= Minas Dimakis =

Greek poet

Minas Dimakis (Μηνάς Δημάκης) (20 April 1913, Heraklion, Cretan State - 1980, Athens) was a Greek poet.

==Biography==
Minas Dimakis was born 1913 in Heraklion, Crete, to Georgios Dimakis, a tradesman, and Maria Metaxaki. After his father's death in 1917, his mother got married again to Athanasios Spanoudakis with whom she had two more children: Ekaterini and Eleonora. His mother died in 1921. From 1919 to 1924 he studied at the lyceum O Korais and in 1930 he finished his high school studies at the Heraklion Gymnasium.

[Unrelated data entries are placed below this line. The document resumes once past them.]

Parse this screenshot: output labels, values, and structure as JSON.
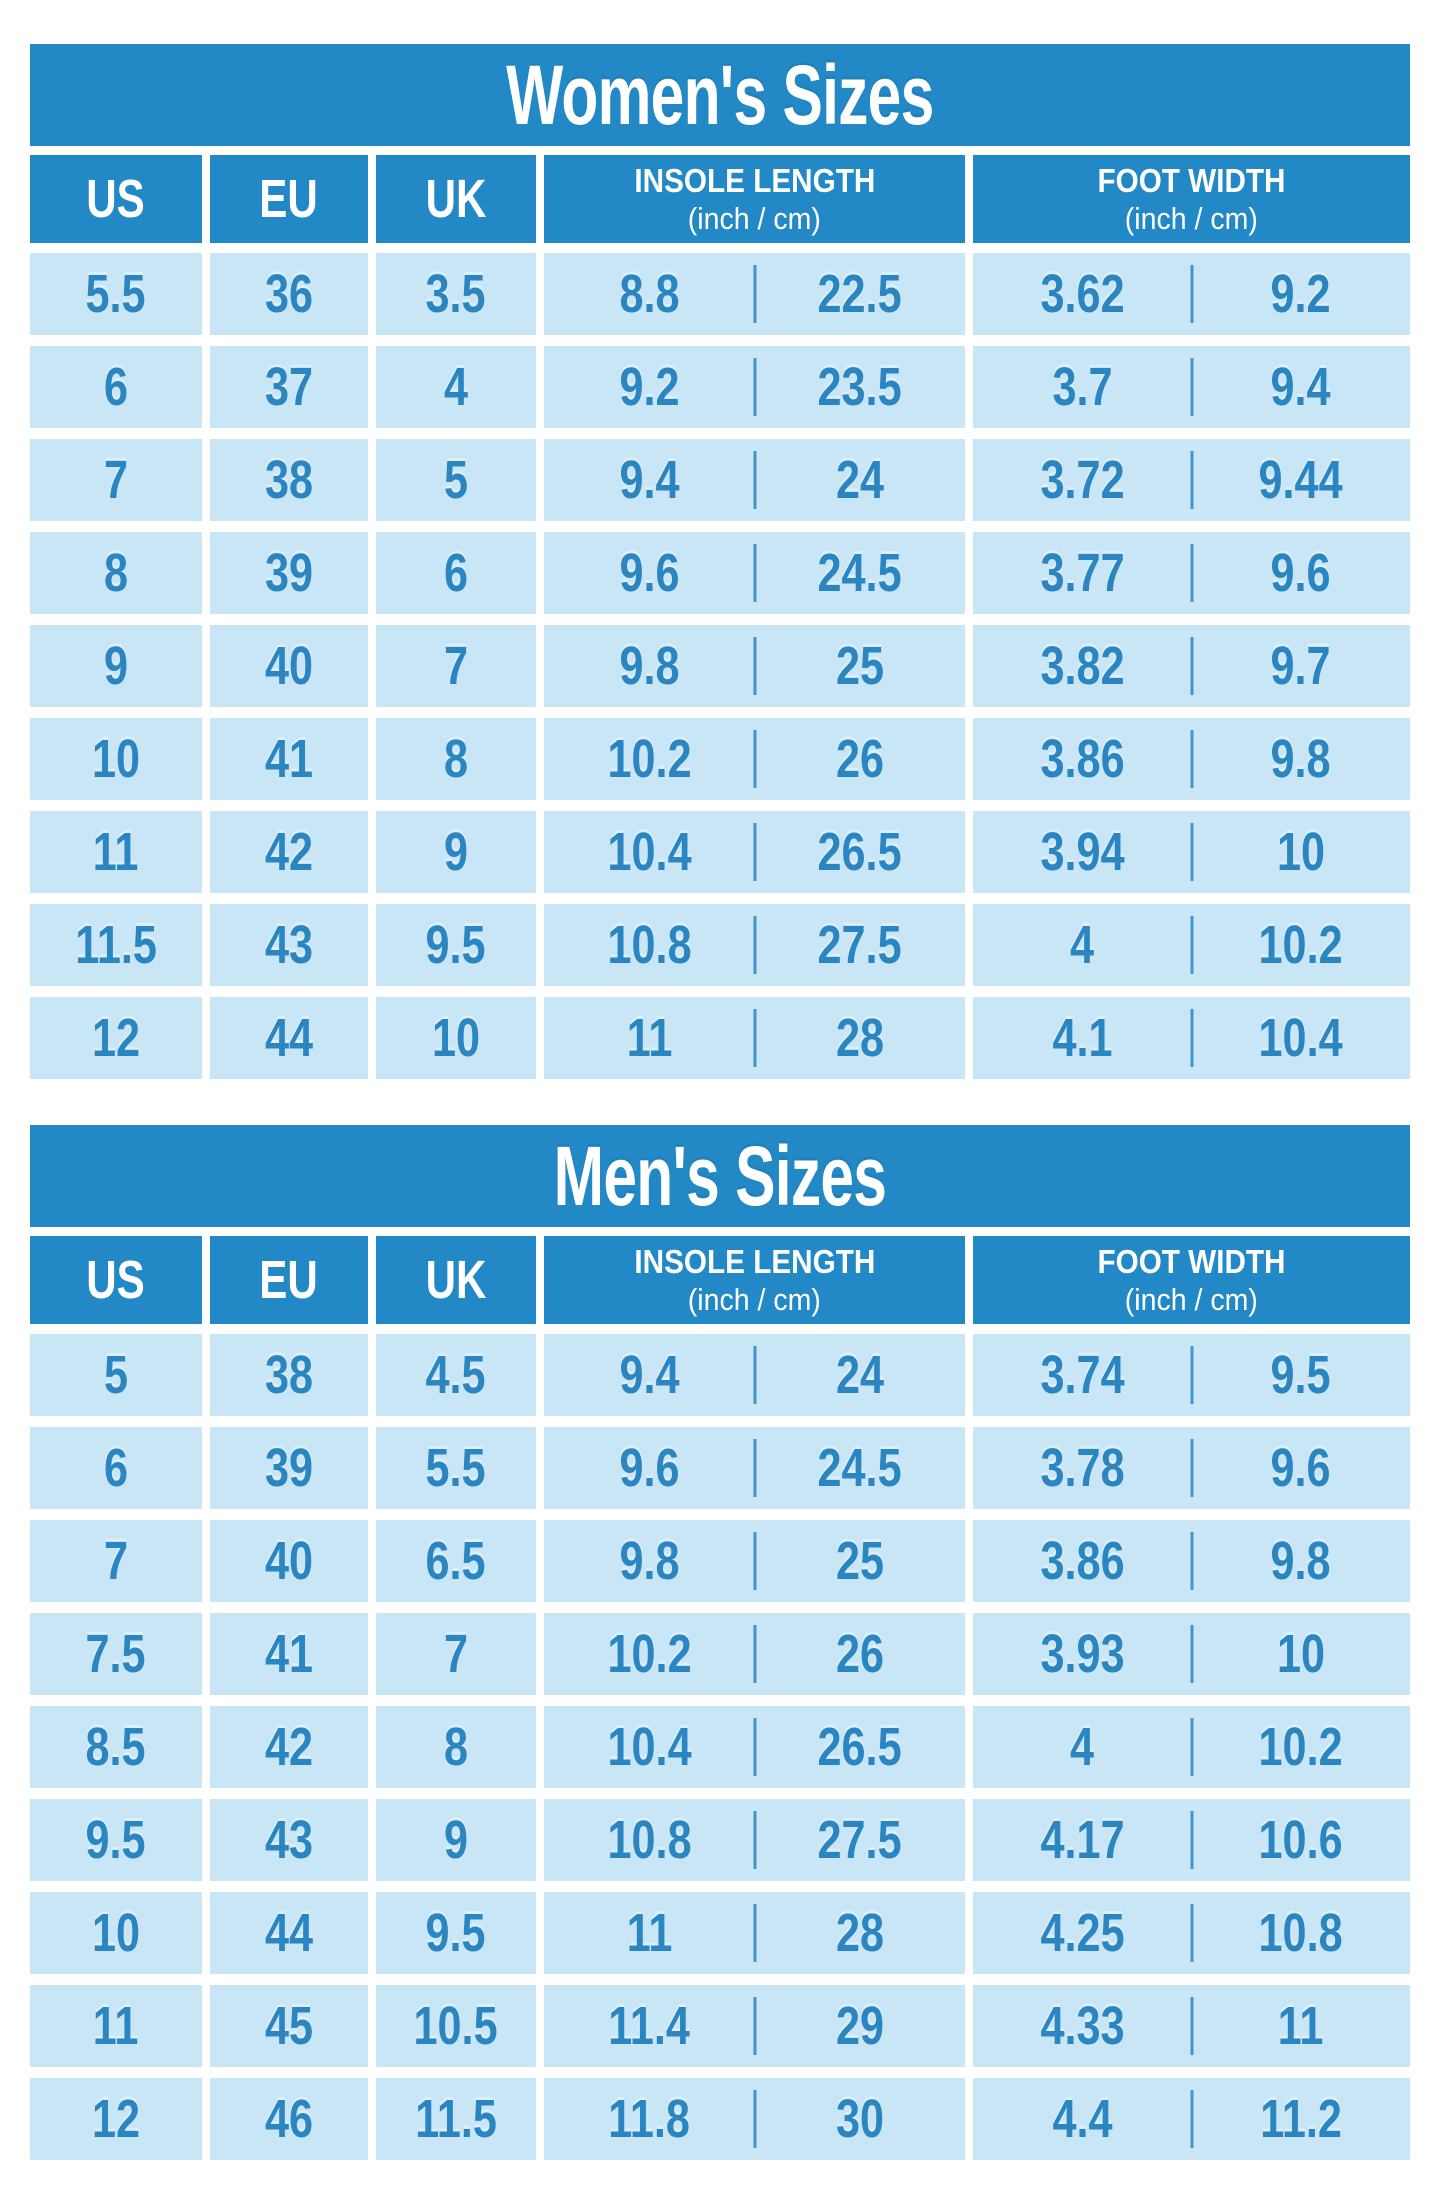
{
  "colors": {
    "header_blue": "#2289c6",
    "cell_blue": "#c9e6f7",
    "text_blue": "#2b85c0",
    "title_text": "#ffffff",
    "page_bg": "#ffffff"
  },
  "chart_data": [
    {
      "type": "table",
      "title": "Women's Sizes",
      "header": {
        "us": "US",
        "eu": "EU",
        "uk": "UK",
        "insole_line1": "INSOLE LENGTH",
        "insole_line2": "(inch / cm)",
        "width_line1": "FOOT WIDTH",
        "width_line2": "(inch / cm)"
      },
      "columns": [
        "US",
        "EU",
        "UK",
        "INSOLE LENGTH (inch / cm)",
        "FOOT WIDTH (inch / cm)"
      ],
      "rows": [
        {
          "us": "5.5",
          "eu": "36",
          "uk": "3.5",
          "insole_inch": "8.8",
          "insole_cm": "22.5",
          "width_inch": "3.62",
          "width_cm": "9.2"
        },
        {
          "us": "6",
          "eu": "37",
          "uk": "4",
          "insole_inch": "9.2",
          "insole_cm": "23.5",
          "width_inch": "3.7",
          "width_cm": "9.4"
        },
        {
          "us": "7",
          "eu": "38",
          "uk": "5",
          "insole_inch": "9.4",
          "insole_cm": "24",
          "width_inch": "3.72",
          "width_cm": "9.44"
        },
        {
          "us": "8",
          "eu": "39",
          "uk": "6",
          "insole_inch": "9.6",
          "insole_cm": "24.5",
          "width_inch": "3.77",
          "width_cm": "9.6"
        },
        {
          "us": "9",
          "eu": "40",
          "uk": "7",
          "insole_inch": "9.8",
          "insole_cm": "25",
          "width_inch": "3.82",
          "width_cm": "9.7"
        },
        {
          "us": "10",
          "eu": "41",
          "uk": "8",
          "insole_inch": "10.2",
          "insole_cm": "26",
          "width_inch": "3.86",
          "width_cm": "9.8"
        },
        {
          "us": "11",
          "eu": "42",
          "uk": "9",
          "insole_inch": "10.4",
          "insole_cm": "26.5",
          "width_inch": "3.94",
          "width_cm": "10"
        },
        {
          "us": "11.5",
          "eu": "43",
          "uk": "9.5",
          "insole_inch": "10.8",
          "insole_cm": "27.5",
          "width_inch": "4",
          "width_cm": "10.2"
        },
        {
          "us": "12",
          "eu": "44",
          "uk": "10",
          "insole_inch": "11",
          "insole_cm": "28",
          "width_inch": "4.1",
          "width_cm": "10.4"
        }
      ]
    },
    {
      "type": "table",
      "title": "Men's Sizes",
      "header": {
        "us": "US",
        "eu": "EU",
        "uk": "UK",
        "insole_line1": "INSOLE LENGTH",
        "insole_line2": "(inch / cm)",
        "width_line1": "FOOT WIDTH",
        "width_line2": "(inch / cm)"
      },
      "columns": [
        "US",
        "EU",
        "UK",
        "INSOLE LENGTH (inch / cm)",
        "FOOT WIDTH (inch / cm)"
      ],
      "rows": [
        {
          "us": "5",
          "eu": "38",
          "uk": "4.5",
          "insole_inch": "9.4",
          "insole_cm": "24",
          "width_inch": "3.74",
          "width_cm": "9.5"
        },
        {
          "us": "6",
          "eu": "39",
          "uk": "5.5",
          "insole_inch": "9.6",
          "insole_cm": "24.5",
          "width_inch": "3.78",
          "width_cm": "9.6"
        },
        {
          "us": "7",
          "eu": "40",
          "uk": "6.5",
          "insole_inch": "9.8",
          "insole_cm": "25",
          "width_inch": "3.86",
          "width_cm": "9.8"
        },
        {
          "us": "7.5",
          "eu": "41",
          "uk": "7",
          "insole_inch": "10.2",
          "insole_cm": "26",
          "width_inch": "3.93",
          "width_cm": "10"
        },
        {
          "us": "8.5",
          "eu": "42",
          "uk": "8",
          "insole_inch": "10.4",
          "insole_cm": "26.5",
          "width_inch": "4",
          "width_cm": "10.2"
        },
        {
          "us": "9.5",
          "eu": "43",
          "uk": "9",
          "insole_inch": "10.8",
          "insole_cm": "27.5",
          "width_inch": "4.17",
          "width_cm": "10.6"
        },
        {
          "us": "10",
          "eu": "44",
          "uk": "9.5",
          "insole_inch": "11",
          "insole_cm": "28",
          "width_inch": "4.25",
          "width_cm": "10.8"
        },
        {
          "us": "11",
          "eu": "45",
          "uk": "10.5",
          "insole_inch": "11.4",
          "insole_cm": "29",
          "width_inch": "4.33",
          "width_cm": "11"
        },
        {
          "us": "12",
          "eu": "46",
          "uk": "11.5",
          "insole_inch": "11.8",
          "insole_cm": "30",
          "width_inch": "4.4",
          "width_cm": "11.2"
        }
      ]
    }
  ]
}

He worked at the family enterprises till 1936, who were involved in the trade of grapes, and later was employed at the city's tourism office of Heraklion. In 1935 he published on his own his first copy of Leaves of Art (Φύλλα Τέχνης), a literary magazine that included poems and translations. Starting on 1937 he worked for the Bank of Greece in Heraklion, and in 1943 he was transferred to Athens, where he worked till 1959 when he decided to retire to dedicate his time to literature. During the Axis occupation of Greece, he collaborated with the National Liberation Front. He published critical essays for the Mesimvrini (Μεσημβρινή) newspaper between 1966 and 1967. Among the literary awards he obtained stand out the Second State Award of Poetry in 1960 and the Academy Award in Essay in 1973. Minás Dimákis committed suicide in Athens in 1980.